Derrière ces chiffres encourageants se cachent des disparités territoriales préoccupantes qui nécessitent une réponse ciblée et équitable. Certaines régions du pays, notamment les zones rurales de la Casamance, du centre (Kaolack, Kaffrine) et du nord (Matam, Podor), présentent encore une prévalence élevée. Cette vulnérabilité s’explique notamment par un accès limité à l’information sanitaire, aux structures de diagnostic et aux soins spécialisés.
Ces disparités territoriales s’expliquent aussi par un obstacle économique majeur. Le test de détection de l’ADN viral – indispensable pour poser un diagnostic fiable et initier un traitement – coûte entre 75 000 et 100 000 FCFA. Un tarif hors de portée pour la majorité des malades, surtout dans les zones reculées.
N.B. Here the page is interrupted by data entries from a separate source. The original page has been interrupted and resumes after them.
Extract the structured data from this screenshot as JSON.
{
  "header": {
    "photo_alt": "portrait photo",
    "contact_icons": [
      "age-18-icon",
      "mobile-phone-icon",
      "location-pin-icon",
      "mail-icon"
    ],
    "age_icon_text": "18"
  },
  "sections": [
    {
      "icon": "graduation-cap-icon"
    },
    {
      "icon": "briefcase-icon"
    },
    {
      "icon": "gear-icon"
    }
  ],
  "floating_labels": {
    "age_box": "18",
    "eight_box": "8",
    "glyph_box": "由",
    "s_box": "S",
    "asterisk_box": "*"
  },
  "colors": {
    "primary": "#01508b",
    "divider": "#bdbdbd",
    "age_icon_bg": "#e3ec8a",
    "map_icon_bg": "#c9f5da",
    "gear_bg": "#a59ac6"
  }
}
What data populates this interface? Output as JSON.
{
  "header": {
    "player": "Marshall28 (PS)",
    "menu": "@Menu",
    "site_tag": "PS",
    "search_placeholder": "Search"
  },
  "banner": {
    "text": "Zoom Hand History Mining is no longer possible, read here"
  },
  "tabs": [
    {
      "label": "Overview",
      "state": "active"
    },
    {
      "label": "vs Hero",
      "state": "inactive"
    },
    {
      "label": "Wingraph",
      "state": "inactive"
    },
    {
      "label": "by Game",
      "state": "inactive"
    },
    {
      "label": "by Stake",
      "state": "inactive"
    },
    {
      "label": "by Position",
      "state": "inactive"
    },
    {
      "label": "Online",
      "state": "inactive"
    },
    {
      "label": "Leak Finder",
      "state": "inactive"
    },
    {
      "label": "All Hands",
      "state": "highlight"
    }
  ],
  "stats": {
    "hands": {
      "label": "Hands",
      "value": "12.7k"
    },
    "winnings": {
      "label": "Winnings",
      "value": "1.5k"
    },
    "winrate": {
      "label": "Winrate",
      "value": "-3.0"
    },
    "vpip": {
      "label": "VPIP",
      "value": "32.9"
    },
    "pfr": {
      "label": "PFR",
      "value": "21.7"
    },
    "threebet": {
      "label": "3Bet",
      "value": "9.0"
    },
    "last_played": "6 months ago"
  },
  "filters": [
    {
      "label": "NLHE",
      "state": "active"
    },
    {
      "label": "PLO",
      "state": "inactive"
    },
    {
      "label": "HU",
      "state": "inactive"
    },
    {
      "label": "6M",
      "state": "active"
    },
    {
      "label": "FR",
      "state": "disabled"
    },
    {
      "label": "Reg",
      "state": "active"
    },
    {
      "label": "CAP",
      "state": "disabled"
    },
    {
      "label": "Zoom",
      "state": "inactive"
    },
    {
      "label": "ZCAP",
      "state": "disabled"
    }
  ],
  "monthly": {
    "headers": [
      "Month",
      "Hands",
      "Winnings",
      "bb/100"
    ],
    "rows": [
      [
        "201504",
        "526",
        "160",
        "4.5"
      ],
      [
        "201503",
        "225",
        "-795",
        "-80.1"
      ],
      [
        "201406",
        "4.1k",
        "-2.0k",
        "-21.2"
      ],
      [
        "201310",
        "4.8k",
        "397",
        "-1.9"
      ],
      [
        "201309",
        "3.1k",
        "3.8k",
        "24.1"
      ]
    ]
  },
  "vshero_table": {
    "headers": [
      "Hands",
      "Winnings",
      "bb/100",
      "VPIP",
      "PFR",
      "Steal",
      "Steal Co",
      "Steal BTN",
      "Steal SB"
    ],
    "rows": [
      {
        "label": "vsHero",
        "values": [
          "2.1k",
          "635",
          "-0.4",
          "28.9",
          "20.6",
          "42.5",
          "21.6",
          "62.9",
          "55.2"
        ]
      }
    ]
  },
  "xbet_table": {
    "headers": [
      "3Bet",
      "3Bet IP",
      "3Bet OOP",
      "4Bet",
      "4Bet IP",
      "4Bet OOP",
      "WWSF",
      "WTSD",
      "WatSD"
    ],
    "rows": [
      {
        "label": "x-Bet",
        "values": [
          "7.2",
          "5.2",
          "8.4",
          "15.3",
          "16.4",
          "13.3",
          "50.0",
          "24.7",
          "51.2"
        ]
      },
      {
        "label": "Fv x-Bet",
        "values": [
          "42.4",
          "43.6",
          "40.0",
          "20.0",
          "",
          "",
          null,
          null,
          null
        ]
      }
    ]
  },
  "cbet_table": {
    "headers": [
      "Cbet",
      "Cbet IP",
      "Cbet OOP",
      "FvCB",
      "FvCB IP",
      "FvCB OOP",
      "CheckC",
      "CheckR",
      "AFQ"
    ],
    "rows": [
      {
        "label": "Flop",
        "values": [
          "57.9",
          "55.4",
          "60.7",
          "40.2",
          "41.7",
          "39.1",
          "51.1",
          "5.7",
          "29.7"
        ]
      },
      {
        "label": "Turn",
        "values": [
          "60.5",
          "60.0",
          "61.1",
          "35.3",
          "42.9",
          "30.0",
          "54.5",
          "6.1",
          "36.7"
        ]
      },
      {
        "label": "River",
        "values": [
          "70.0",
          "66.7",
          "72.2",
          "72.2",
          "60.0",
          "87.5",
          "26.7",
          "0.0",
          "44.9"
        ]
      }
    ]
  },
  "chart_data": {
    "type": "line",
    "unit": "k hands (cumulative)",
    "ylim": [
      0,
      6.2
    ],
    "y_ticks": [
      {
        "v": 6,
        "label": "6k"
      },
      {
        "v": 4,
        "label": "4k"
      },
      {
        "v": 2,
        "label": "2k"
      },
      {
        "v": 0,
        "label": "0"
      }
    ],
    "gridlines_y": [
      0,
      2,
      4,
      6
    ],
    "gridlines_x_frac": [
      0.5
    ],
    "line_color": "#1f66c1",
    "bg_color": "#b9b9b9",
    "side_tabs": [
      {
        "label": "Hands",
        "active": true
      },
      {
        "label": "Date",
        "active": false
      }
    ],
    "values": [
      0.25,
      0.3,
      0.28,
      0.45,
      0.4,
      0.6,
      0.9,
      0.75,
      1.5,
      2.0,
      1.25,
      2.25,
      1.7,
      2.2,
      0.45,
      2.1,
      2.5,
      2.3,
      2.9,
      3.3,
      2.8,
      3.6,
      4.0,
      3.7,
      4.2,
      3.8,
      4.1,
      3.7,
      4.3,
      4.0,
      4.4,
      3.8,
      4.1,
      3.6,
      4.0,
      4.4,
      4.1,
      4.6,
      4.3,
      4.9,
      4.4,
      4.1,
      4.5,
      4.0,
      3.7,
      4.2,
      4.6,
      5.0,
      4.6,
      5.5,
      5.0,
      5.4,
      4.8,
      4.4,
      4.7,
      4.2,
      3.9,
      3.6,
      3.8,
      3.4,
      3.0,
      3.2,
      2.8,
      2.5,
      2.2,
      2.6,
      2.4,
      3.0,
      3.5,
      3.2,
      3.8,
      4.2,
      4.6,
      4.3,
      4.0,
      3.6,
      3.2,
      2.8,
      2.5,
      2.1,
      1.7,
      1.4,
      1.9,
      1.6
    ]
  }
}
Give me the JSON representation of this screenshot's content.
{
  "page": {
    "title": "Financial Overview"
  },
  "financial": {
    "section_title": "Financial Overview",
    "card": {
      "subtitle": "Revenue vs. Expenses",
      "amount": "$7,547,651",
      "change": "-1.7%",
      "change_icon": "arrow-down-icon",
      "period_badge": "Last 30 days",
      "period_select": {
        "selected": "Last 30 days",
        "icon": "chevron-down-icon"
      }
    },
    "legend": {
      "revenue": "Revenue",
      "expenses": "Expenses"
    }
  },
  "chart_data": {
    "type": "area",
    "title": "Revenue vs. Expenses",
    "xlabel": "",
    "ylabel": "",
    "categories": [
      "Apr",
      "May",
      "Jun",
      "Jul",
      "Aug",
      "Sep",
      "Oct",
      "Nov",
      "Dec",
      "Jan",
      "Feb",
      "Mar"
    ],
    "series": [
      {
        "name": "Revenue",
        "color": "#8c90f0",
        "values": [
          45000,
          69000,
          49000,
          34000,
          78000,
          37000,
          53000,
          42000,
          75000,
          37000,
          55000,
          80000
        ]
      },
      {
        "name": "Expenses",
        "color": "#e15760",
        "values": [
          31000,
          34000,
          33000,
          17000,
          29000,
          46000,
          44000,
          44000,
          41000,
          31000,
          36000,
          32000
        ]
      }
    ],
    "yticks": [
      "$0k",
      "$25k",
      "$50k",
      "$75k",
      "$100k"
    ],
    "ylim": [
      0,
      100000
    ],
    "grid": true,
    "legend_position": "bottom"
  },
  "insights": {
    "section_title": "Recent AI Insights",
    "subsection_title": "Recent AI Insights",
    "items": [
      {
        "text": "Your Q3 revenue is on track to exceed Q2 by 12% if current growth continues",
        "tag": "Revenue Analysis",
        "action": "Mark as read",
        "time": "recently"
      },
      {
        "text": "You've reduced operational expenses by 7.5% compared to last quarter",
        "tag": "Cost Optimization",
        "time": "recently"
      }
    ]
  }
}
En l’absence de ce test, les patients ne peuvent ni bénéficier d’un traitement approprié, ni être correctement suivis, exposant leur foie à des lésions irréversibles pouvant évoluer vers une cirrhose ou un cancer hépatique.
Face à cette situation, le Pr Aminata Sall Diallo plaide pour la création urgente d’un laboratoire national de référence en biologie moléculaire, capable de centraliser, fiabiliser et démocratiser l’accès aux tests de diagnostic de l’hépatite B et C.
« Nous avons les technologies, nous avons les compétences, mais le coût reste une barrière. Il est impératif de rendre les tests accessibles financièrement. Les malades sous traitement doivent être suivis au moins une fois par an. Or, actuellement, nous n’avons pas les moyens de le faire systématiquement », a-t-elle regretté.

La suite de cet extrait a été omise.